Essa separação de funções pode se articular de varias maneiras, de forma a promover um equilíbrio do poder estatal com os indivíduos e entre os próprios poderes. Graças à teoria dos freios e contrapesos, mormente conhecida por Checks and balances, nenhum dos poderes, ao menos teoricamente, agirá de forma individual e arbitrária, tendo em vista o equilíbrio que se impõe.

O sistema elaborado por Montesquieu foi absorvido de forma rápida pelo movimento constitucionalista, associando essa ideia ao estado democrático de direito, o tipo de estado predominante na maioria das nações da atualidade.

Destarte, entendemos que a teoria da tripartição dos poderes teve início na antiguidade a partir de Aristóteles e Platão, sendo modernamente sistematizado pelo pai do liberalismo, John Locke, não obstante tenha ganhado grande relevo com seu precursor, o Barão de Montesquieu, sendo de grande importância atualmente uma vez que é à base de todo estado moderno democrático de Direito.


SEPARAÇÃO DOS PODERES NO BRASIL: DEMOCRACIA E PRESIDENCIALISMO

A perspectiva da organização dos poderes no nosso ordenamento jurídico é positivada na nossa Carta Maior, título IV, que adota como sistema de governo o presidencialista, ao tempo em que acolhe a democracia como regime de governo. 

A escolha pelo sistema presidencialista, mui claramente, não se deu isoladamente dos regimes adotados por outros países latino-americanos:

A década de 80 do século passado representou para a América Latina o momento maior de sua democratização.
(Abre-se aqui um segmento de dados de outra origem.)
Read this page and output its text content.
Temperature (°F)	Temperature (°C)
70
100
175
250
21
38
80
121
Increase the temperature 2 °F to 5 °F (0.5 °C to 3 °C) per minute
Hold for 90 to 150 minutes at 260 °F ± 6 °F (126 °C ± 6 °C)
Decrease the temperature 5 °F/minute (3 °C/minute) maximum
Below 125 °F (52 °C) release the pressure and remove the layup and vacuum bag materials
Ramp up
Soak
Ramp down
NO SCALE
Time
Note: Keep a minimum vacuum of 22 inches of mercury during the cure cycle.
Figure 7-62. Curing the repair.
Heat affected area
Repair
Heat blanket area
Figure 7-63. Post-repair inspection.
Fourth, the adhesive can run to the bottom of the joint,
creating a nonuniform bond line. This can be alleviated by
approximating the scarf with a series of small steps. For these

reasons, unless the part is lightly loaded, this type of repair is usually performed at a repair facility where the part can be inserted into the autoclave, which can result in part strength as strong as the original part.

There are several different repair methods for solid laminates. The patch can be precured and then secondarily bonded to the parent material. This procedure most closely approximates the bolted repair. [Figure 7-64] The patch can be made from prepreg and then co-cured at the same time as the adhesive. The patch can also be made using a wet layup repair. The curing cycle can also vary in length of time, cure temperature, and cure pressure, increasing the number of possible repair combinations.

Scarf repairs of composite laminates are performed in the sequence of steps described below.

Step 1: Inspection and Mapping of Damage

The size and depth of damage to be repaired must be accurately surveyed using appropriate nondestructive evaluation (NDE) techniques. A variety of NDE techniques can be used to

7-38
A queda da maioria dos estados autoritários não apenas derrotou atores políticos históricos como também propiciou o surgimento de um novo desafio: dotar os regimes nascentes de um quadro institucional que, além de ser mero instrumento das forças em luta, fosse capaz de garantir a continuidade do processo democrático. (GROHMANN, 2001, P. 75).

O Estado Brasileiro passava por um momento político delicado. Acabara de sair de um período ditatorial, passando para um modelo democrático que também estava sofrendo influência do movimento presidencialista presente na década de oitenta nos países latino-americanos, momento em que, no Brasil, era promulgada a Constituição Federal de 1988. Internalizou-se nesse ínterim, a referência à separação de corpos ou agências de poder como premissa maior para o modelo democrático em nosso país.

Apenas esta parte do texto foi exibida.